Y ningún otro escritor de su rango ha elaborado la obsesión sexual con tanta incandescencia y tan cruda inocencia. A veces, el pormenor de sus fijaciones con los hombres a los que desea puede producir en el lector, sobre todo si no comparte esos gustos amatorios, la hartura que producen las listas del placer ajeno. Pero Genet no es un catalogador de impudicias, y menos un desaforado especulador de lo prohibido, como lo fue Sade en algunos de sus relatos de prisión. "Me empeciné en el mal" por el erotismo, confiesa en el arranque de Diario del ladrón, añadiendo que su delincuencia no fue por rebeldía ni por resentimiento: "El crimen me enceló". Gran parte de Diario del ladrón transcurre en Barcelona, convertida, antes de que el turista menos aventurado acudiera a la ciudad para hacerse cruces ante sus gaudís, en el espacio mítico de un subterráneo gay que, con el tiempo, se iría desplazando por cárceles y puertos y ciudades de otros continentes, sin dejar nunca el escritor de sentirse atraído por "esa región de mí mismo que he llamado España".

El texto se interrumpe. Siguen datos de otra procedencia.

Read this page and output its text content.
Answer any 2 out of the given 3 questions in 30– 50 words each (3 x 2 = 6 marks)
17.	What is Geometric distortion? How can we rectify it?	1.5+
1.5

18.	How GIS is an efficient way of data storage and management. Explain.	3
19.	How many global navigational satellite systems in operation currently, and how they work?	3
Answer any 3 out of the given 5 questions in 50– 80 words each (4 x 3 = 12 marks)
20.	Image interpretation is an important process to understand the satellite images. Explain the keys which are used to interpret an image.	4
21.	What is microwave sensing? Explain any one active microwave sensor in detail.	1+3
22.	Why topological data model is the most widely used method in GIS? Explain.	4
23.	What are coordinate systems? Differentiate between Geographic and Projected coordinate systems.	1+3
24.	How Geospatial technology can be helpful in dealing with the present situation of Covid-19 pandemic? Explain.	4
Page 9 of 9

Genet insiste en que su empeño es "rehabilitar a los seres, los objetos, los sentimientos con reputación de viles", y para alcanzarlo no le importa caer en la truculencia o la porquería, tratada en alguna ocasión con humor, como en los capítulos protagonizados por los piojos de Diario del ladrón. Pero la empresa narrativa de Genet adquiere grandeza por un heroísmo de la palabra, que hizo de él uno de los más influyentes escritores de su lengua. La suntuosidad carnal de su prosa y el rescate de una sonoridad que apela a la "belleza de las épocas muertas o moribundas" (Racine y Baudelaire resuenan en todo momento) se advierten de modo notorio en Milagro de la rosa, para mí la más lograda de sus novelas biográficas. En ella destacan, dentro de la galería de los ídolos masculinos genetianos, la recurrente figura del atrabiliario Harcamone, la boda gay (antes de que el concepto entrara en las legislaturas) de los cabezas rapadas, y un episodio de deslumbrante poder lírico, el milagro del título, que, a partir de la página 357, describe la entrada en el cuerpo del amado y el viaje físico y soñado por su interior, con una cadencia de fuertes imágenes sensuales que el autor condensa cuando, a punto de acabar el libro, afirma que "el beso es la forma de la primitiva ansia de morder, e incluso de devorar".